On February 6, 2023, Turkey experienced one of the most catastrophic earthquakes in its history. Syria has also deeply suffered from the earthquake. In the aftermath of the tragic events, huge efforts, supported by domestic and international rescuers, continued to save those trapped under the rubble. One of the interesting aspects of the early days of the earthquake was the increasing diplomatic traffic centred around Turkey.
Within a few days following the earthquake disaster, the Emir of Qatar Tamim bin Hamad al-Thani was the first head of state to visit Turkey. At the same time, due to the earthquake, Azerbaijani Foreign Minister Jeyhun Bayramov, Greek Foreign Minister Nikos Dendias, Israeli Foreign Minister Eli Cohen, UAE Foreign Minister Abdullah bin Zayed, and U.S. Secretary of State Anthony Blinken visited Turkey and earthquake-stricken areas, and held talks with Turkish Foreign Minister Mevlüt Çavuşoğlu.
Within this framework, diplomatic activities carried out during disaster period witnessed another significant development on February 27. Egypt’s Minister of Foreign Affairs Sameh Shoukry visited Turkey, marking the highest-level visit between the two countries in almost a decade. Shoukry’s visit signalled a concrete step in the long-awaited normalization in Turkey-Egypt relations.

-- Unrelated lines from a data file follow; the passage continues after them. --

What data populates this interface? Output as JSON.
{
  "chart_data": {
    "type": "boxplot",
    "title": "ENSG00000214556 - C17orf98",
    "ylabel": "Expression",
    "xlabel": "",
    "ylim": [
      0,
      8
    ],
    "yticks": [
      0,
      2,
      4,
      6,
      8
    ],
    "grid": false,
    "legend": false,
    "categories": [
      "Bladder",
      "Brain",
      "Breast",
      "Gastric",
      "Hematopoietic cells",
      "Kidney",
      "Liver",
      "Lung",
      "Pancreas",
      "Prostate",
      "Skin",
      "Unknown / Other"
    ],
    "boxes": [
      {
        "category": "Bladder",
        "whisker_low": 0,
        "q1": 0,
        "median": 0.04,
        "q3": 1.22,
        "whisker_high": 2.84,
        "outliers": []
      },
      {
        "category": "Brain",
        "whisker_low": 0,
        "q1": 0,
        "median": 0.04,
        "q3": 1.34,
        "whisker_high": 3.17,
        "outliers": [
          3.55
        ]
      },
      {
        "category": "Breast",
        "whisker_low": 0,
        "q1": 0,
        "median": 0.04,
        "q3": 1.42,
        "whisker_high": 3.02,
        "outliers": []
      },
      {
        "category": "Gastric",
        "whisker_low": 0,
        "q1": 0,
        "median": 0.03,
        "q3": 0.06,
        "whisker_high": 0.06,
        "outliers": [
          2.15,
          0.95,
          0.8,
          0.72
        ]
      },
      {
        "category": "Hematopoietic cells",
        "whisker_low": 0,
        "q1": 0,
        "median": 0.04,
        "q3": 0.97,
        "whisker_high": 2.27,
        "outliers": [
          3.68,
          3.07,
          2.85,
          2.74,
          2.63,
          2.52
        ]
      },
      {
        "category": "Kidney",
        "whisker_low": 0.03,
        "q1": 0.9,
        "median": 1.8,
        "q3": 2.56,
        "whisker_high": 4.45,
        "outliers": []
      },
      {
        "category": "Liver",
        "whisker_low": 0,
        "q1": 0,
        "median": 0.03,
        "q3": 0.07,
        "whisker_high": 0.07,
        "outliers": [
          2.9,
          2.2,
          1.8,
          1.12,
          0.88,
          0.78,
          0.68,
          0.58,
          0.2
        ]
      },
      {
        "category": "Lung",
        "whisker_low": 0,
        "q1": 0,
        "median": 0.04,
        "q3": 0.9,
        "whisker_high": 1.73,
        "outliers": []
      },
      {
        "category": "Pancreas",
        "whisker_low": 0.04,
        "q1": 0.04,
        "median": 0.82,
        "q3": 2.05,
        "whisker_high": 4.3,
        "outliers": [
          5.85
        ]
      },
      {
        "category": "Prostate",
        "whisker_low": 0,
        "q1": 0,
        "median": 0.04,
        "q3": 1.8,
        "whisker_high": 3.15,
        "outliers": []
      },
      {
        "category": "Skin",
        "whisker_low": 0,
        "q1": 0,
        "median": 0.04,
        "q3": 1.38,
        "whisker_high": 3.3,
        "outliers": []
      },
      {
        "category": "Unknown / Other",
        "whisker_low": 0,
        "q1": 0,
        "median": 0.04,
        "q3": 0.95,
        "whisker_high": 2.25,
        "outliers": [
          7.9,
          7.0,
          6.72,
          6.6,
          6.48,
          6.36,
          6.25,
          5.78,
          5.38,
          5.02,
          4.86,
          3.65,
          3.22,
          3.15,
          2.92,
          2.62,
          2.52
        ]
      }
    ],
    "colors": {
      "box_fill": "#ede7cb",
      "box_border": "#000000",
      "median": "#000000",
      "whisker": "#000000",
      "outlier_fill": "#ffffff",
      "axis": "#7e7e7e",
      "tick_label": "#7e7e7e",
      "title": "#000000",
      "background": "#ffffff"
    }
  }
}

In the statement made after the meeting of the two foreign ministers, Çavuşoğlu emphasized the importance of Egypt’s visit at a time when Turkey is experiencing difficult moments, a fact underlining that Egypt and Turkey mutually need each other.
A will to reconcile?
At the same time, he drew attention to the will of the two countries to take their relations to higher levels as shared by the presidents of Turkey and Egypt. Çavuşoğlu stated that the visit of the Egyptian foreign minister might also lead to a meeting of the two presidents in the near future.
The reactions of Turkey and Egypt towards regional politics after the Arab popular movements caused the two countries to experience tense political relations. It was a period in which the power struggle in the Eastern Mediterranean, the course of the war in Libya, and policies towards the Muslim Brotherhood formed the main points of tension in the relations between the two countries.
However, the Gulf region-oriented normalization that started in the Middle East in late 2020, rapidly spilled over across the region and, to a certain extent, brought about the normalization of Turkey-Egypt relations. There are three, if not more, dynamics that pushed Ankara and Cairo to speed up the normalization.
The first is that both countries seem to have the political will to restore bilateral relations. Both Turkey and Egypt are aware of the importance of the other in terms of regional security, economic opportunities, and sociocultural issues. Turkey and Egypt, with a total population of almost 200 million, are among the regional powers of the Middle East and would be able to form one of the largest partnerships in the region with their vast resources and potential.
This is one of the greatest reasons why both countries maintain commercial and economic relations to a certain extent even during periods when political relations were tense.
“Share” in regional normalization
The second point is that both countries want to ensure their “share” in regional normalization and have the desire to keep diplomacy alive in times of disaster. Along with the climate of normalization in the region, Turkey, which has normalized relations with countries with which it has long-term problematic relations such as Greece, Armenia, France, and Israel, has tried to resolve the tension areas with Egypt through diplomacy and continuous dialogue.
Following Egypt’s economic crisis and the situation after the food and energy crisis caused by the Russia-Ukraine war, the country has adopted a strategy of re-establishing strong partnerships with its partners in the region.
The third point is that both countries have a huge market and potential for the other. In this sense, in case of enhanced normalization, Turkish companies in Egypt are going to be able to increase their business, and this process will have a positive impact on the Egyptian economy. Also, as Çavuşoğlu stated, it may be possible for Egyptian and Turkish companies to share their experiences and render the benefits of these relations more permanent. Therefore, at this stage, a normalization carried forward could herald extremely positive developments for both Turkish and Egyptian people.
The future of Turkish-Egyptian relations
In conclusion, there are obviously many reasons to be optimistic about the future of Turkish-Egyptian relations. It may be only a matter of time that the leaders of Turkey and Egypt meet in one of the two capitals. Their main aims will be to restore the already damaged relations and to eliminate differences in regional policies. Much of the discussion will probably be focusing, among other bilateral issues, the issues of the Eastern Mediterranean, Libya, and Africa.
Finally, both countries do not have the luxury of scaling down their roles and ambitions as assumed leaders in regional politics. For decades, Egypt has enjoyed a leading position in the Middle Eastern political and social arena with its huge capabilities diplomatically, militarily, and culturally. Meanwhile Turkey has been the most successful example of a well-functioning and prosperous democratic Muslim-majority nation.
Turkey has also recently transformed itself into a military power that has allowed Ankara to play a role in regional politics by being involved in regional and global crisis areas in a game-changing capability. Therefore, both Turkey and Egypt see each other’s potential, and have concluded that cooperation would be more beneficial than confrontation.